New research finds data trust deficit with lessons for policymakers

New research for the Royal Statistical Society carried out by Ipsos reveals that the media, internet companies, telecommunications companies and insurance companies all come at the bottom of a "trust in data" league table.

The media, internet companies, telecommunication companies and insurance companies all come bottom of the “trust in data” league table

Losing or selling personal data seen as two of the top three reasons for stopping using a company – even more so than exploiting foreign workers, damaging the environment or even charging more than competitors

New research for the Royal Statistical Society carried out by Ipsos reveals that the media, internet companies, telecommunications companies and insurance companies all come at the bottom of a “trust in data” league table. Only between four and seven per cent say they have a high level of trust in these organisations to use data appropriately, compared with 36% trusting the NHS, and 41% trusting their GP.

Further, nearly all institutions suffer a “data-trust-deficit”, whereby trust in them to use data appropriately is lower than trust generally. For example, some of the biggest changes are for companies that rely heavily on data, such as internet companies (who are not trusted by 54% on using data (give a score of 0-4 out of 10), 22 points higher than the 32% who do not trust them generally), supermarkets (42% do not trust them on using data, compared with 23% who do not trust them generally) and telecommunications companies (54% do not trust them on data, compared with 40% who do not trust them generally).  

Younger people tend to be more trusting in the way institutions handle data than older people. For example, the British government receives a mean trust in data score of 4.8 out of 10 among 16-24 year olds, but a score of 4 out of 10 among 55-75 year olds. Similarly, internet companies receive a mean trust in data score of 4.5 among 16-24 year olds, but only 3.4 out of 10 among those aged 55-75.

The risks for companies from misuse of personal data are highlighted further as when prompted with a list of damaging actions, two of the three worst things a company can do to make someone stop using the company are to lose personal data (72%) or to sell anonymous data about its customers to other companies (63%) – more than choose exploiting foreign workers (37%) , protecting the environment (35%), or even charging more than their competitors (53%).

Part of this concern may be driven by the strong feeling that data-sharing is not benefiting the public themselves. Three-quarters of Britons (78%) think that companies use personal information for their benefit, not the individual’s, and 63% think the same of government and public services. The survey, carried out among over 2,000 online Britons aged 16-75, also found very few trusting that companies and government have their best interests at heart when using personal data (just 6% for companies, 11% for government), and only 15% feel that they personally have benefited from companies using their personal data.

However, even with the public sector, public support for data-sharing is very dependent on the exact situation, and need reassurances to allay their concerns. When asked to give their overall views towards data-sharing within government, people are more worried about the risks to their privacy and security than the benefits that data-sharing might bring, by 44% to 33%. But when told that data will be anonymised, this turns around to a majority in favour of data-sharing (55%, to 28% who think the risks outweigh the benefits).

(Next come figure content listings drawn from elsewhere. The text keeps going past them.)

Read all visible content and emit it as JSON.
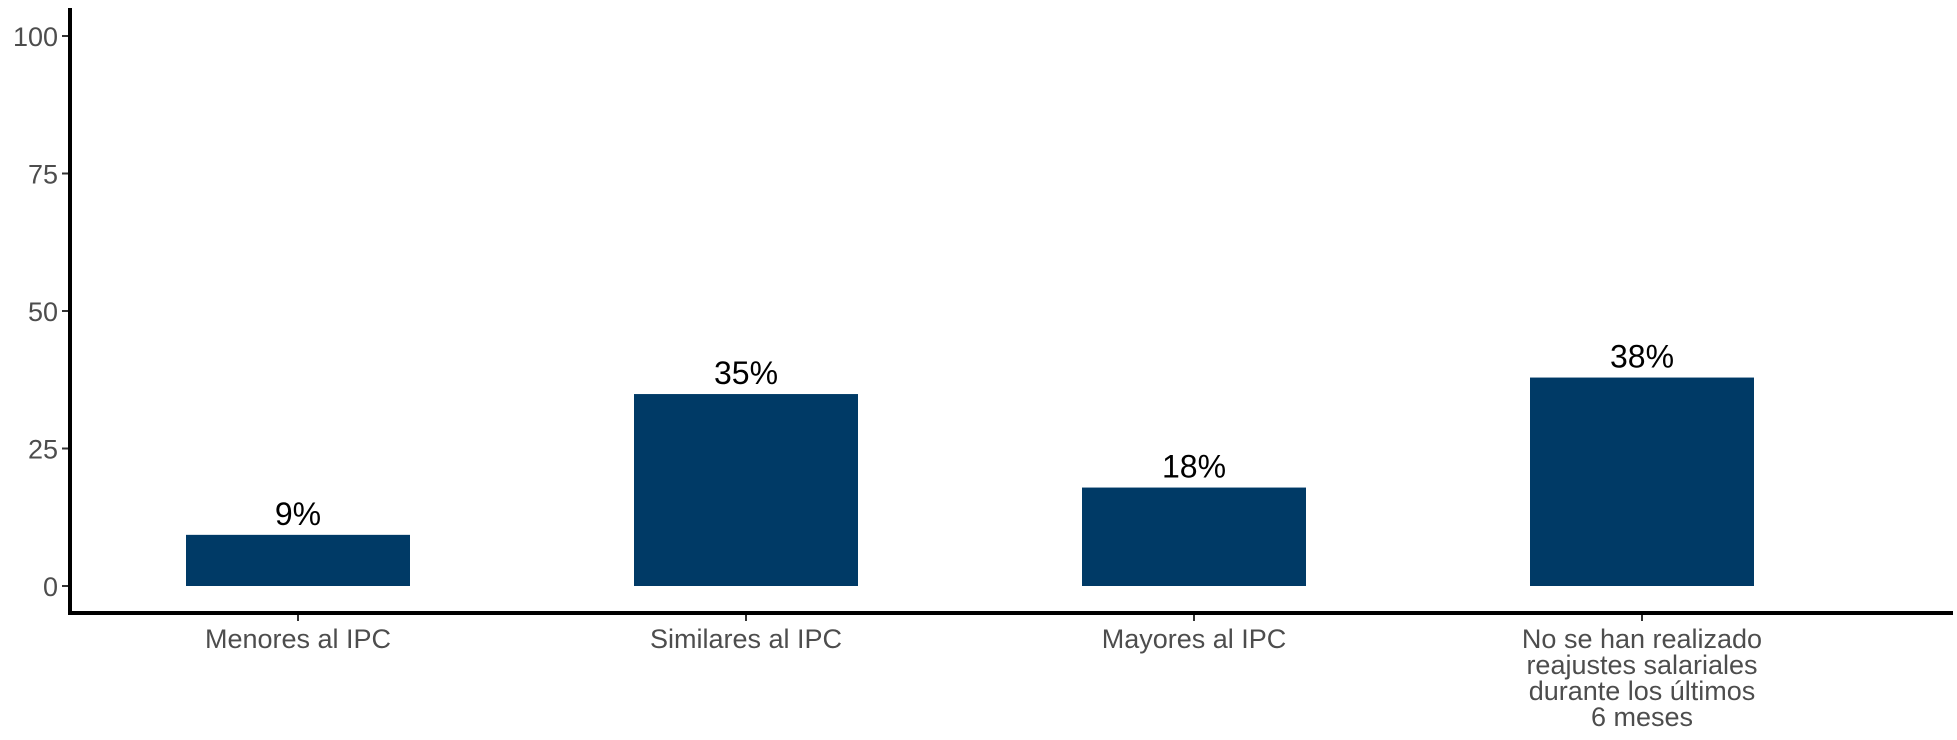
{
  "chart_data": {
    "type": "bar",
    "categories": [
      [
        "Menores al IPC"
      ],
      [
        "Similares al IPC"
      ],
      [
        "Mayores al IPC"
      ],
      [
        "No se han realizado",
        "reajustes salariales",
        "durante los últimos",
        "6 meses"
      ]
    ],
    "values": [
      9.3,
      34.9,
      17.9,
      37.9
    ],
    "data_labels": [
      "9%",
      "35%",
      "18%",
      "38%"
    ],
    "yticks": [
      "0",
      "25",
      "50",
      "75",
      "100"
    ],
    "ylim": [
      0,
      100
    ],
    "grid": false,
    "legend": "none",
    "bar_color": "#003a66",
    "title": "",
    "xlabel": "",
    "ylabel": ""
  }
}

Support – and awareness – for data-sharing under different contexts is also varied. For example, over seven in ten think that all hospitals and GPs should be able to access health records for patients’ care, and that tax and benefit records should be shared to help catch fraud. However, seven in ten think that online retailers should not look at past web-pages visited to send you targeted advertisements, and even more – 84% - say that health records should not be sold to private healthcare companies to make money for government.

Hetan Shah, Executive Director of the Royal Statistical Society, said:

“'Our research shows a data-trust-deficit. In this big data world, companies and government have to earn citizens' trust in how they will manage and use data - and those that get it wrong will pay the price. In particular there may be big benefits to be had from data sharing within government, but to get a public mandate policymakers must be clear about the benefits, and show how they will safeguard individual privacy.”

Bobby Duffy, Managing Director of the Ipsos Social Research Institute said:

“Public support for more sharing of their data is crucial to make sure government and society achieve the huge benefits possible. This survey shows that we have a long way to go – public knowledge of what currently happens to their data is low and suspicion is high – particularly where data may move between the public and private sectors. But the survey also holds out some hope – opinion is much more positive when people are given even simple reassurances on anonymity and how use of the data will be controlled.”

Technical note

  • Results are based on two surveys, both from an online quota survey of GB adults aged 16-75 using iOnline, Ipsos’s online omnibus. The first survey consisted of 2,019 interviews between 23rd and 25th June. The second online omnibus of 1,000 interviews was between 15th to 18th July.
  • The data has been weighted by age, gender, region, social grade, working status, main shopper.